Uno de ellos da un sorbo pausado a su té, con las orejas erguidas y expresión de concentración, como si estuviera degustando una bebida de importancia cósmica. El otro, más relajado, moja un terrón de azúcar en su taza y lo observa con la paciencia de un filósofo contemplando el sentido de la existencia.
Ninguno de los dos se inmuta al notar la presencia de los recién llegados. De hecho, uno de ellos lanza una mirada rápida a Luto, como si ya estuviera acostumbrado a su existencia espectral.
Luto, por su parte, ni siquiera se molesta en explicar su presencia.
"No preguntéis. Siguen aquí aunque los ignore," murmura con un suspiro, reanudando la marcha como si la existencia de dos conejos con atuendos refinados tomando el té en una torre arcana fuera lo más normal del mundo.

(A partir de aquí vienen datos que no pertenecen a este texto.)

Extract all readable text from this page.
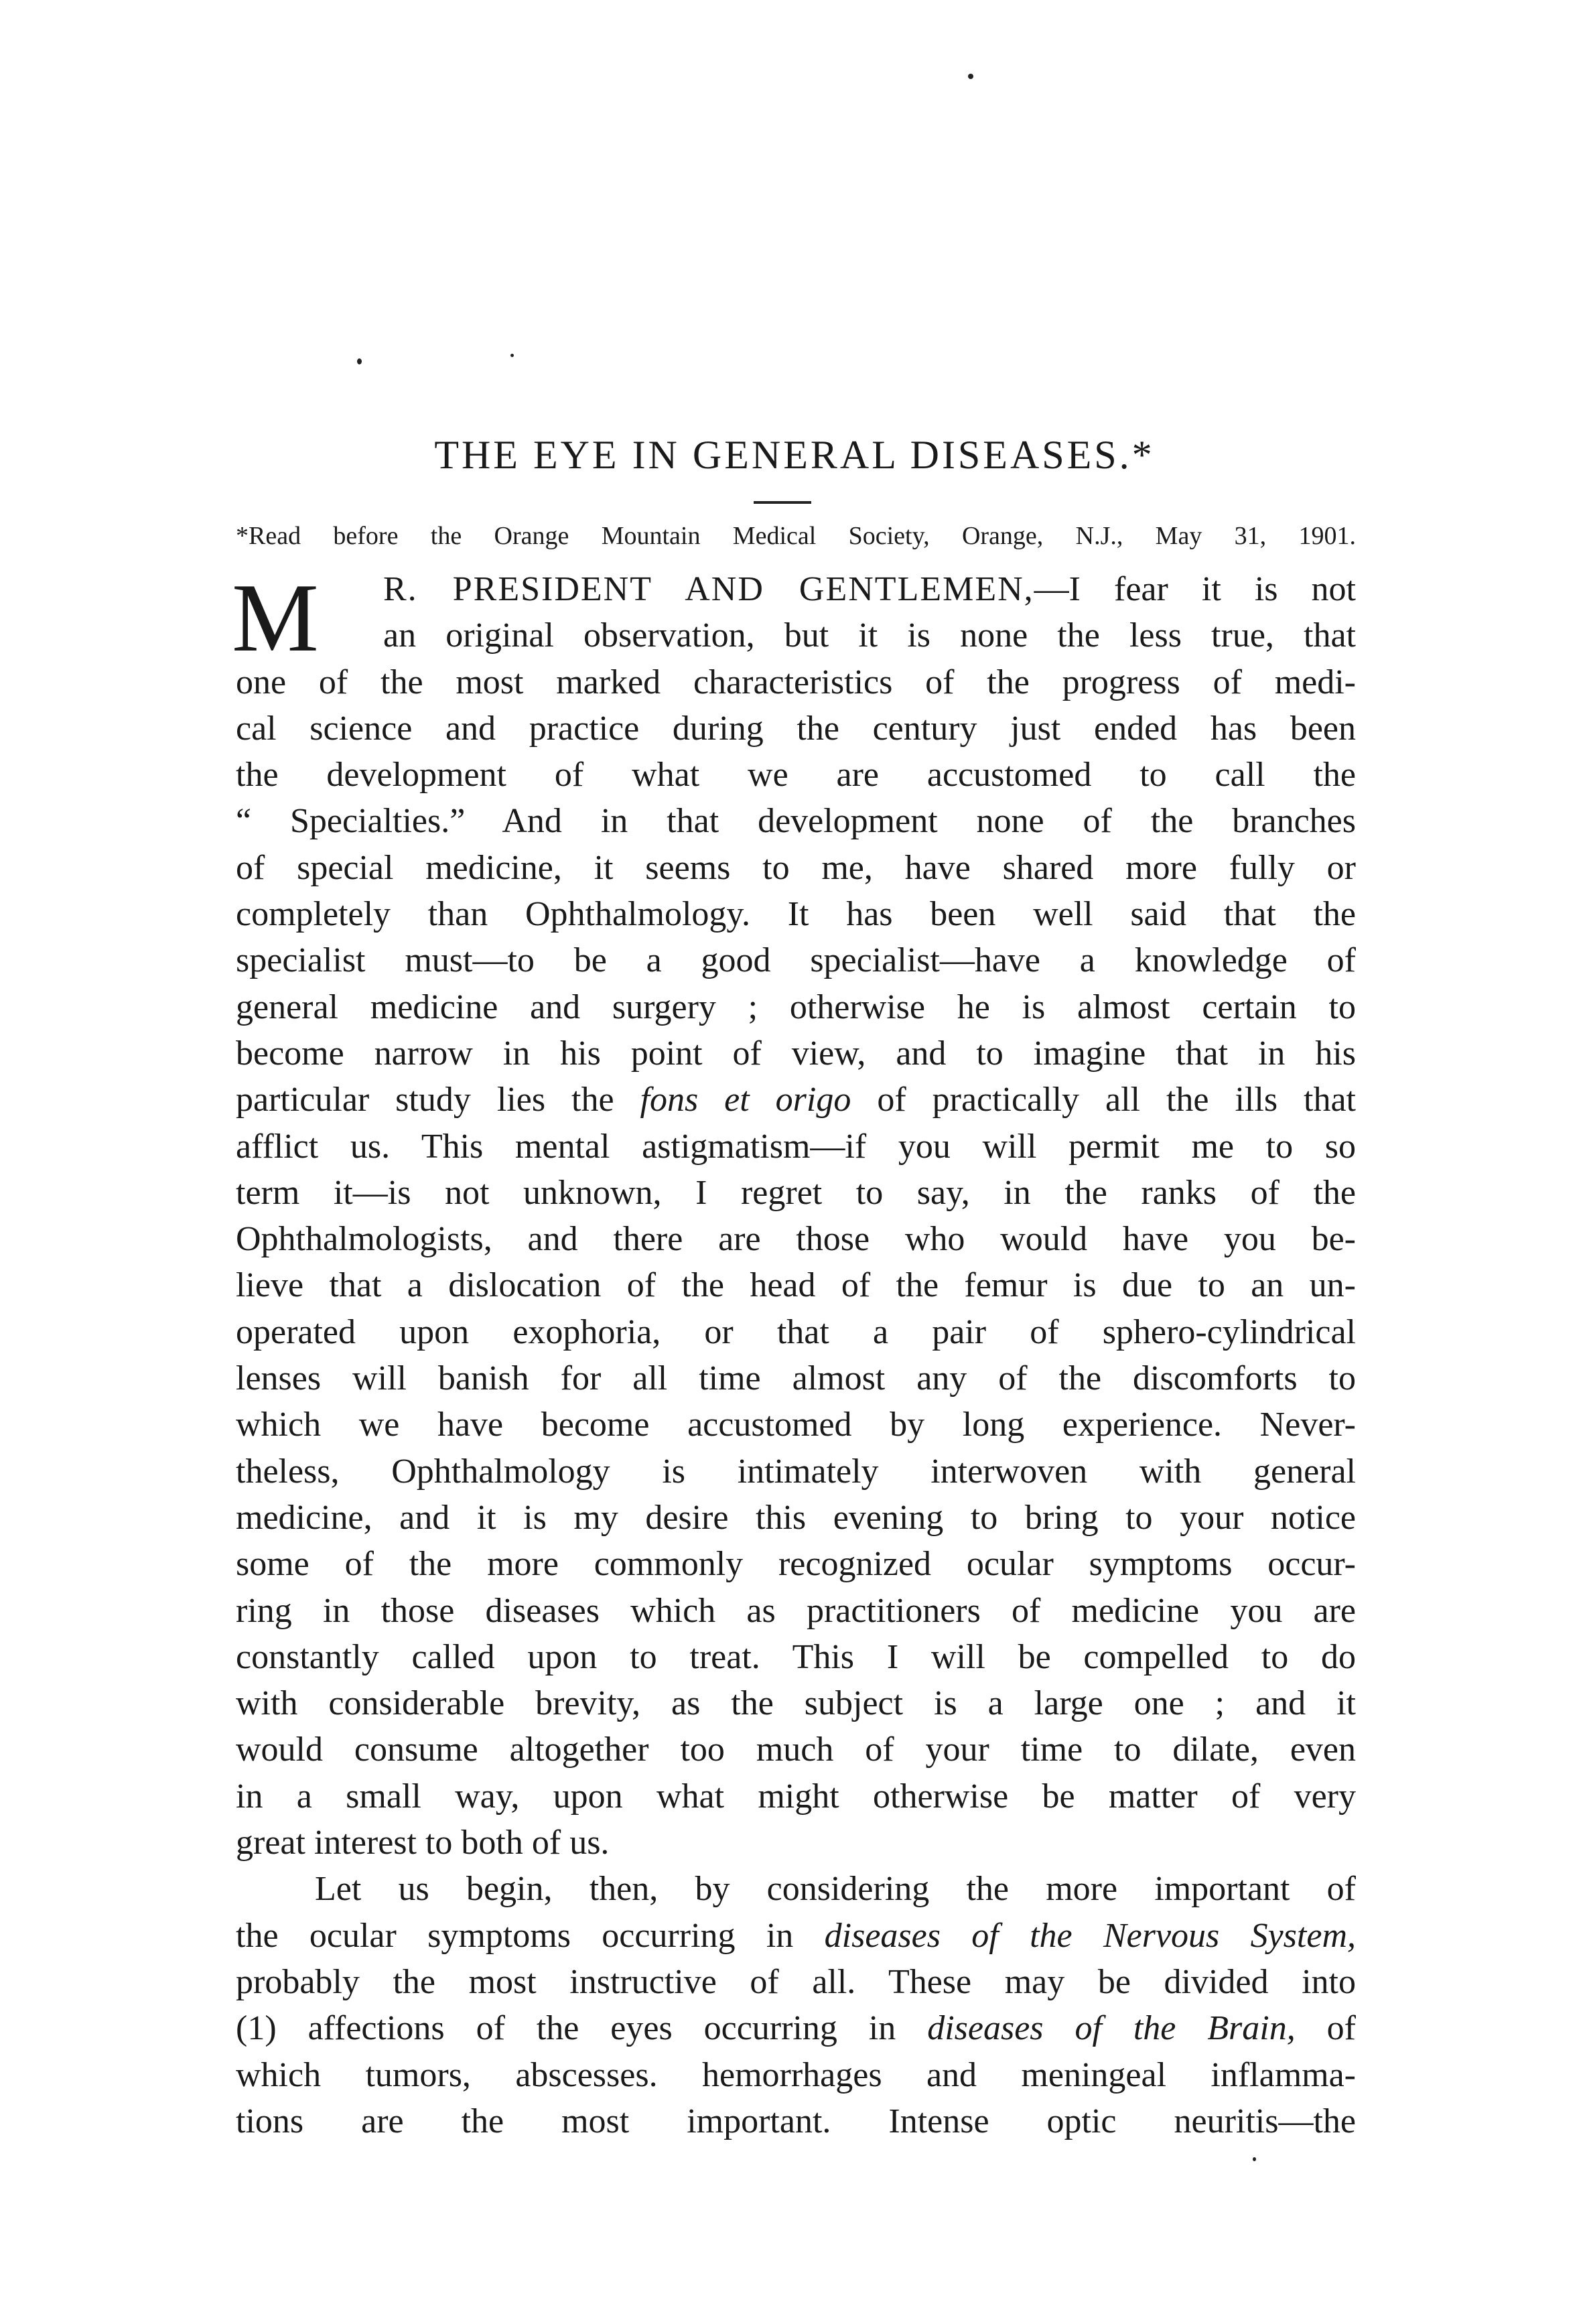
THE EYE IN GENERAL DISEASES.*
*Read before the Orange Mountain Medical Society, Orange, N.J., May 31, 1901.
M	R. PRESIDENT AND GENTLEMEN,—I fear it is not
an original observation, but it is none the less true, that
one of the most marked characteristics of the progress of medi-
cal science and practice during the century just ended has been
the development of what we are accustomed to call the
“ Specialties.” And in that development none of the branches
of special medicine, it seems to me, have shared more fully or
completely than Ophthalmology. It has been well said that the
specialist must—to be a good specialist—have a knowledge of
general medicine and surgery ; otherwise he is almost certain to
become narrow in his point of view, and to imagine that in his
particular study lies the fons et origo of practically all the ills that
afflict us. This mental astigmatism—if you will permit me to so
term it—is not unknown, I regret to say, in the ranks of the
Ophthalmologists, and there are those who would have you be-
lieve that a dislocation of the head of the femur is due to an un-
operated upon exophoria, or that a pair of sphero-cylindrical
lenses will banish for all time almost any of the discomforts to
which we have become accustomed by long experience. Never-
theless, Ophthalmology is intimately interwoven with general
medicine, and it is my desire this evening to bring to your notice
some of the more commonly recognized ocular symptoms occur-
ring in those diseases which as practitioners of medicine you are
constantly called upon to treat. This I will be compelled to do
with considerable brevity, as the subject is a large one ; and it
would consume altogether too much of your time to dilate, even
in a small way, upon what might otherwise be matter of very
great interest to both of us.
Let us begin, then, by considering the more important of
the ocular symptoms occurring in diseases of the Nervous System,
probably the most instructive of all. These may be divided into
(1) affections of the eyes occurring in diseases of the Brain, of
which tumors, abscesses. hemorrhages and meningeal inflamma-
tions are the most important. Intense optic neuritis—the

Unos escalones más adelante, una escoba barre con desgana una alfombra ricamente decorada, pero lo hace con tal aire de resignación que es difícil no compararla con Luto. Más allá, un reloj de péndulo sin agujas murmura para sí en un idioma incomprensible, soltando de vez en cuando alguna risa seca.
Al doblar una esquina, un libro levita en el aire, pasando páginas con parsimonia, como si estuviera disfrutando de su propia lectura. A su lado, un espejo cubierto con una tela se sacude levemente, como si intentara ver qué ocurre al otro lado de la sala.
Luto suspira con resignación mientras continúa guiándolos por los pasillos tapizados con gruesas alfombras y estanterías repletas de grimorios y artefactos mágicos.
No explica nada más. Simplemente sigue adelante, adentrándose en los misterios de la torre con calma, acostumbrado a esa miríada de locuras extravagantes.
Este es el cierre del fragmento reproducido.